Setiap pagi pukul 7 pagi, Maqsood Ahmad Ganai berangkat dari rumah untuk mendirikan tenda jus kecil di pinggir jalan dekat desanya, Hugam, di distrik Anantnag selatan Kashmir yang dikelola oleh India.
Dengan harapan menarik perhatian wisatawan yang sedang menuju ke Lembah Pahalgam yang indah, 29km (18 mil) dari Hugam, Ganai berdiri di depan tenda sementaranya sepanjang hari, melambai-lambai pada mobil yang lewat dan menawarkan jus apel segar kepada para pelancong.
“Selamat datang, nyonya, silakan datang dan rasakan jus apel segar dari Kashmir,” ucapnya dengan hangat, suaranya sopan dan penuh harapan, saat ia membuka pintu mobil untuk tiga wisatawan wanita yang tiba dari negara bagian India barat, Maharashtra.
Sebuah gelas plastik jus instan harganya 100 rupee (sedikit lebih dari $1). Saat Ganai memberikan gelas tersebut, dia menjelaskan kepada pelanggannya bagaimana gelas itu penuh dengan vitamin penting, mineral, dan antioksidan.
Ganai, 38 tahun, memiliki gelar doktor dalam botani dari Universitas Kashmir, lembaga pendidikan terbesar dan tertua di region tersebut, dan memiliki hampir 10 tahun pengalaman mengajar secara sementara di perguruan tinggi yang dikelola pemerintah.
Meskipun memiliki kualifikasi dan pengalaman, Ganai kesulitan untuk mendapatkan posisi mengajar bahkan secara sementara dalam lima tahun terakhir.
Ketika pemerintah Perdana Menteri Narendra Modi mencabut otonomi terbatas Kashmir yang dikelola India dan mengambil alih kendali langsung pada 2019, mereka mengklaim bahwa langkah tersebut akan membawa kemakmuran ekonomi dan lebih banyak investasi di region tersebut.
Namun, situasi di lapangan membantah klaim tersebut karena lapangan pekerjaan menyusut dan bisnis mengalami penurunan.
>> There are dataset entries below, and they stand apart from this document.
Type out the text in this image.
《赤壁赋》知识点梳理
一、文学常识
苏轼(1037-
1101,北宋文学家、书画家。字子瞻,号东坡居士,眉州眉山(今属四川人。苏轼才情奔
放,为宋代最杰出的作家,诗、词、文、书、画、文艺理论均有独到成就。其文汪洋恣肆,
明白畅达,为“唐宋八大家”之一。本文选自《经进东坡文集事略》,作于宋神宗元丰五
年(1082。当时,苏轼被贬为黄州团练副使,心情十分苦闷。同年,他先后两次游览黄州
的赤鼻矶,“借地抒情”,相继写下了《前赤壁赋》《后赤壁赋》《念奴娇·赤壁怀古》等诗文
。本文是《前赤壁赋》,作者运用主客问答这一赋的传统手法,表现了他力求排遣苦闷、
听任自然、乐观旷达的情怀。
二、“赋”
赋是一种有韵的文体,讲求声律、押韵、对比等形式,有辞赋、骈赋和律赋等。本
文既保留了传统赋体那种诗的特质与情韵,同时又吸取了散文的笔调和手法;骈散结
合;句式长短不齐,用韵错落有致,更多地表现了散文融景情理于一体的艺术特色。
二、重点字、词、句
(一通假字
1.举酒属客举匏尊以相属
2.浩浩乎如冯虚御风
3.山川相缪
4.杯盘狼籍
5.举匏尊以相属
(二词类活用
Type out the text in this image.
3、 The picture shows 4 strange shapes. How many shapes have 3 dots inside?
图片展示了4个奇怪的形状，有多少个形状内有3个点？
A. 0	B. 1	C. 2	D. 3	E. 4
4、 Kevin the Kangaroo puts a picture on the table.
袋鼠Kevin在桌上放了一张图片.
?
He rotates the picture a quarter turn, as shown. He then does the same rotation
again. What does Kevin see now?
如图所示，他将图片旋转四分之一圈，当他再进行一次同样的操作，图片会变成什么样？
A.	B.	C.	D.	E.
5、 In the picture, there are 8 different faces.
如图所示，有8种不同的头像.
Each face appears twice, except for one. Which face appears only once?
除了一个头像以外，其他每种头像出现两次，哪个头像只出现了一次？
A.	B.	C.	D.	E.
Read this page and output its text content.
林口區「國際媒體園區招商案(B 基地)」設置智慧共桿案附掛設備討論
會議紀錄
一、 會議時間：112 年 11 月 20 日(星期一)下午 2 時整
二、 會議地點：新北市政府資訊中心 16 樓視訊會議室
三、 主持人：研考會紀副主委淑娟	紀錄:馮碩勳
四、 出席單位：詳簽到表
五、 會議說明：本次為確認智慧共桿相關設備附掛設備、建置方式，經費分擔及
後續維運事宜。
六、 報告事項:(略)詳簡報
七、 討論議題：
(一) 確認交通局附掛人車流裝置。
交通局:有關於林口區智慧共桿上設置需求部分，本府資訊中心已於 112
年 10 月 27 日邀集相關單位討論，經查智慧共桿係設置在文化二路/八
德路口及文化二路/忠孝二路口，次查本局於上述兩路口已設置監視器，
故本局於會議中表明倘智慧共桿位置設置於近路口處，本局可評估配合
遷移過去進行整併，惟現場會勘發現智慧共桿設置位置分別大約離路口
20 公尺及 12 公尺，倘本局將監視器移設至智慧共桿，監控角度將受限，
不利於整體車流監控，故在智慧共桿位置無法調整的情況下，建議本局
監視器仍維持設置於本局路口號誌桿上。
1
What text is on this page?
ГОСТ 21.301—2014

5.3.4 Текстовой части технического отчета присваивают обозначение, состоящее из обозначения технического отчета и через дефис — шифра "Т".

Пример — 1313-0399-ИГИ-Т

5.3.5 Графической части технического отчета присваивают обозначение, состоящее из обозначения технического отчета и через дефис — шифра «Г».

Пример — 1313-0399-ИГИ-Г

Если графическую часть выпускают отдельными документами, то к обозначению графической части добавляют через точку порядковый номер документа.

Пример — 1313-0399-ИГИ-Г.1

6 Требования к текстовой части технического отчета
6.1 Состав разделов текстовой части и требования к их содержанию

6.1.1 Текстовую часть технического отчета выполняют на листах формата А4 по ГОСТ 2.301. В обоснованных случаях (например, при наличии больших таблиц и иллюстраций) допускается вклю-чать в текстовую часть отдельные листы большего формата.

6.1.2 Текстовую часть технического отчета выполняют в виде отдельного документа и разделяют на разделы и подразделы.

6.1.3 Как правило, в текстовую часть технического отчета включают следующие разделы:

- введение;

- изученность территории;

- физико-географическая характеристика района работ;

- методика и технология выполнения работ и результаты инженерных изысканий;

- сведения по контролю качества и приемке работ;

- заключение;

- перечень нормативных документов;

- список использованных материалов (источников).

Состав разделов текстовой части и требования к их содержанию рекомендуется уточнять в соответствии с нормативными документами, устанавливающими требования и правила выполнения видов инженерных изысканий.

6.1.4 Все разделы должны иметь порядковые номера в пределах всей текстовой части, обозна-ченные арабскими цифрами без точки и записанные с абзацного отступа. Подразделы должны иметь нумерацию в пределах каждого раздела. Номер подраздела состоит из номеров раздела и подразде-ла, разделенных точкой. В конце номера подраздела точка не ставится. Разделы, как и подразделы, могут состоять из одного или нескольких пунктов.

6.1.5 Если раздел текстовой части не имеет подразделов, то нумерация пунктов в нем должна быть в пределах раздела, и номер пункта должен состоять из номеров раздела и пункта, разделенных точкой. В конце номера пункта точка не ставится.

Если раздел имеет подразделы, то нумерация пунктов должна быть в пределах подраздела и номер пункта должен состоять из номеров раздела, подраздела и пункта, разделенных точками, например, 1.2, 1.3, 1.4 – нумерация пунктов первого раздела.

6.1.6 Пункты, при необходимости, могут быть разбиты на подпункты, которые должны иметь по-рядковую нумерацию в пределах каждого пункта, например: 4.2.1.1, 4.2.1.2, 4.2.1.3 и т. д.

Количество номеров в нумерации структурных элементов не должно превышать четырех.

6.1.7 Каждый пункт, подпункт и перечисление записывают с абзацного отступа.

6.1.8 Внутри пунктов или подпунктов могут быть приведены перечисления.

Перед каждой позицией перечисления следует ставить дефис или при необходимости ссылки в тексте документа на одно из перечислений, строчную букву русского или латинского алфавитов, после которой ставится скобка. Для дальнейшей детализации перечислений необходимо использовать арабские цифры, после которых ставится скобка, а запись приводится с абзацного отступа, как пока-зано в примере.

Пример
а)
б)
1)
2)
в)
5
Tingkat pengangguran saat ini di region tersebut adalah 18,3 persen, menurut data pemerintah – dua kali lipat dari rata-rata nasional 9 persen dan terburuk dalam beberapa dekade menurut partai oposisi utama, Kongres.
Pada tahun 2018-2019, tepat sebelum otonomi parsial dicabut, tingkat pengangguran di Kashmir yang dikelola India adalah 5,1 persen, menurut Kementerian Statistik dan Pelaksanaan Program India.
Tingkat pengangguran 18,3 persen di region dengan 7 juta penduduk berarti lebih dari satu juta pemuda yang menganggur seperti Ganai, yang terpaksa membuka tenda di pinggir jalan untuk bertahan hidup.
Situasi tersebut semakin rumit dengan bertahun-tahun gejolak politik dan kekerasan di region mayoritas Muslim ini, di mana perlawanan bersenjata terhadap pemerintahan India terus berlanjut selama lebih dari tiga dekade, menewaskan puluhan ribu orang, kebanyakan dari mereka warga sipil.
Sengketa tersebut dimulai pada tahun 1947 ketika region Himalaya Kashmir dibagi antara India dan negara baru Pakistan setelah pemerintahan Inggris berakhir di subkontinen tersebut. Kedua negara tetangga yang memiliki senjata nuklir tersebut mengklaim region itu secara keseluruhan dan telah terlibat dalam tiga perang atasnya, menjadikannya salah satu area yang paling militer di dunia, dengan lebih dari enam juta tentara di sisi India.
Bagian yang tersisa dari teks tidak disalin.